Laut Aufgabenplanung 2014–2017 will die Deutsche Welle (DW) ihre Stellung als globaler Informationsanbieter aus Deutschland mit hoher Regionalkompetenz ausbauen. Ist angesichts der vorhandenen materiellen Ressourcen eine solche Zielsetzung realistisch?

Wolfgang Uellenberg | Ein englischsprachiger Nachrichtenkanal, der die Breite und Größe der BBC oder von CNN hat, ist unrealistisch. Realistisch ist, auf die Stärken der DW zu setzen. Die Stärke der DW ist die regionale Verankerung, ihre regionale journalistische Kompetenz und Sprachkompetenz. Sie arbeitet mit Journalistinnen und Journalisten, die über das Geschehen in den jeweiligen Ländern und Regionen gut informiert sind, die Landessprache sprechen, zum Teil von dort kommen. Die DW hat dann eine Doppelfunktion: Sie richtet sich an die Region, dient etwa in autoritär regierten Ländern als Stimme der Freiheit, als Transporteur unterdrückter Informationen. Damit baut sie die Brücke, auf die dann ein Fernsehsender gehen kann, nach dem Konzept der crossmedialen Verbindung, per TV und Internet und interaktiv. Das funktioniert aber nur, wenn beides zusammen kommt. Wenn das eine zu Lasten des anderen hochgepuscht wird, werden die regionalen Kompetenzen verloren gehen und der Nachrichtenkanal wird seine Zielgruppe nicht erreichen.

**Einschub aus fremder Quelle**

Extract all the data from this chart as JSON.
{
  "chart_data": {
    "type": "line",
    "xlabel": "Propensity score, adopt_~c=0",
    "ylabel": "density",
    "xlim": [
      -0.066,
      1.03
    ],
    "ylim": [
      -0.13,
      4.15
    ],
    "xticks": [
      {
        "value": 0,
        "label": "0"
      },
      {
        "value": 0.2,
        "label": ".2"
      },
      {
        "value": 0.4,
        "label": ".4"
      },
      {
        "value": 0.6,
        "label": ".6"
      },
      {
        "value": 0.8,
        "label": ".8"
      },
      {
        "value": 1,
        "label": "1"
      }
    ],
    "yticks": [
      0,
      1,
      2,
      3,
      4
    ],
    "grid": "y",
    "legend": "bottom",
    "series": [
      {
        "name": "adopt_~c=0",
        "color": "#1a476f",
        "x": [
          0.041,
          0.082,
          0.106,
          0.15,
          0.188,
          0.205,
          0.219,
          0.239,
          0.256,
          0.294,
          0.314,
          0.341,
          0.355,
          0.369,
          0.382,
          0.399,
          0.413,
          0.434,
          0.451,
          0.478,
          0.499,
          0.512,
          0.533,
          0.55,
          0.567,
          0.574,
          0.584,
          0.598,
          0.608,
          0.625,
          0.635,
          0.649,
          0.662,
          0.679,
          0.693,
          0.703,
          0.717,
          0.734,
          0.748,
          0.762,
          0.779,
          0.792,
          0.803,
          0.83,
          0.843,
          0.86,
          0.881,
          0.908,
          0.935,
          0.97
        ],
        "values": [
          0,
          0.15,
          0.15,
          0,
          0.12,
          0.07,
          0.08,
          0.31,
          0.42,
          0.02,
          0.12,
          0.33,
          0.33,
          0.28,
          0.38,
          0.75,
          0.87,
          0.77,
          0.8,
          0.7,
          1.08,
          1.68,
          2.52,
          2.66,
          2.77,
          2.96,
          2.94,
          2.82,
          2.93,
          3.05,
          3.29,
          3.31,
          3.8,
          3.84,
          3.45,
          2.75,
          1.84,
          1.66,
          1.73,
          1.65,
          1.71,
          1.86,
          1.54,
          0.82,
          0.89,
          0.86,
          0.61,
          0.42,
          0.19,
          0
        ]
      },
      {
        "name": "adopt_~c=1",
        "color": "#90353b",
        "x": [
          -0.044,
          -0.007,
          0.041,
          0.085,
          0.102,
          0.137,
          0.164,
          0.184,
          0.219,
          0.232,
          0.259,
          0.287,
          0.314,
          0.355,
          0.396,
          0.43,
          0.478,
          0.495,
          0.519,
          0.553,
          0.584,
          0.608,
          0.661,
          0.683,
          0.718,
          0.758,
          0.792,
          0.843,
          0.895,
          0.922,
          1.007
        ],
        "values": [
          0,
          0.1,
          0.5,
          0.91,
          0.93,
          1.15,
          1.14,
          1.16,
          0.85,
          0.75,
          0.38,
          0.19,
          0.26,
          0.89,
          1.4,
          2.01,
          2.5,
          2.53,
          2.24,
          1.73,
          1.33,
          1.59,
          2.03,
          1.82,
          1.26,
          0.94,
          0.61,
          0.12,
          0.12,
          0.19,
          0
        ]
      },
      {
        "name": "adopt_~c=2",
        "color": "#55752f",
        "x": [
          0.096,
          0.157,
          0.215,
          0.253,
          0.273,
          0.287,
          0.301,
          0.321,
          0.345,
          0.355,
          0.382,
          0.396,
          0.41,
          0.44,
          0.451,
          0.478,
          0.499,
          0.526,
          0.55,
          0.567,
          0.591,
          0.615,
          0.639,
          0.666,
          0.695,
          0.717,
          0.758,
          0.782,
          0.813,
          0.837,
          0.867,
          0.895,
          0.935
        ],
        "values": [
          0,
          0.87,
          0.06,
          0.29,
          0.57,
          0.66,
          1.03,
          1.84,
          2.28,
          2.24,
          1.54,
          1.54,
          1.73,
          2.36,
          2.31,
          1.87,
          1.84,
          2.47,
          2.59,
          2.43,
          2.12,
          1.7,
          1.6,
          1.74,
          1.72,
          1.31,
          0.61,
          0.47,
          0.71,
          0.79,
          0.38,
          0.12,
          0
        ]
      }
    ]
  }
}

Hinter dem geplanten Strategiewechsel steht der Wunsch nach einer massiven Steigerung der Reichweite, speziell bei Entscheidern und Multiplikatoren. Kann das funktionieren?

Das geht nur mit einem crossmedialen Sender, der in bestimmten Regionen schwerpunktmäßig agiert und dann auch mit den entsprechenden regionalen Kapazitäten das Publikum in der Breite anspricht – und zwar die wichtigen gesellschaftlichen Gruppen, nicht nur Regierungen, auch Menschenrechtsgruppen, Intellektuelle. Aber bei der starken Konkurrenz global 150 Millionen Entscheider und Multiplikatoren bedienen zu wollen, das wird nicht ohne weiteres gehen.

Dennoch will die Intendanz die DW neben BBC und CNN unter die TOP 3 der Auslandssender hieven. Sind derlei Ambitionen überhaupt sinnvoll?

Die Wettbewerber rüsten auch auf, haben außerdem ganz andere Mittel zur Verfügung. Dabei fällt auf, dass andere Sender jetzt stärker regionalisieren. Die haben gemerkt, dass Regionalisierung und Globalisierung zusammen gehören. Die Frage ist ganz einfach: Was mache ich? Es soll mehr Hintergrund und Analyse geben. Aber gerade jetzt werden Magazine dicht gemacht oder sind bereits eingestellt, zum Beispiel „Berlin direkt”. An Stelle politischer Analysen oder wirtschafts- und gesellschaftspolitischer Hintergrundberichte überträgt man etwa Konferenzen des Auswärtigen Amts, oder legt mehr Wert auf Lifestyle oder Reisen. Bei den vorhandenen Ressourcen ist es, wie wenn drei Leute unter einer zu kurzen Decke schlafen müssen. Egal wie die sich drehen: Einer friert immer. Deswegen müssen Schwerpunkte gesetzt werden. Alles zu machen – Reisen, Religion, Lifestyle, Wissenschaft, Musik und dann auch noch Politik mit Nachrichten – wo soll das enden? Ich vermisse immer noch ein durchgerechnetes, durch Analysen gestütztes somit ein nachvollziehbares, den Kompetenzen der Welle angemessenes und auch finanziell machbares Konzept.

Multilingualität war und ist eine der Stärken der Welle, warum also jetzt der Schwerpunkt Englisch?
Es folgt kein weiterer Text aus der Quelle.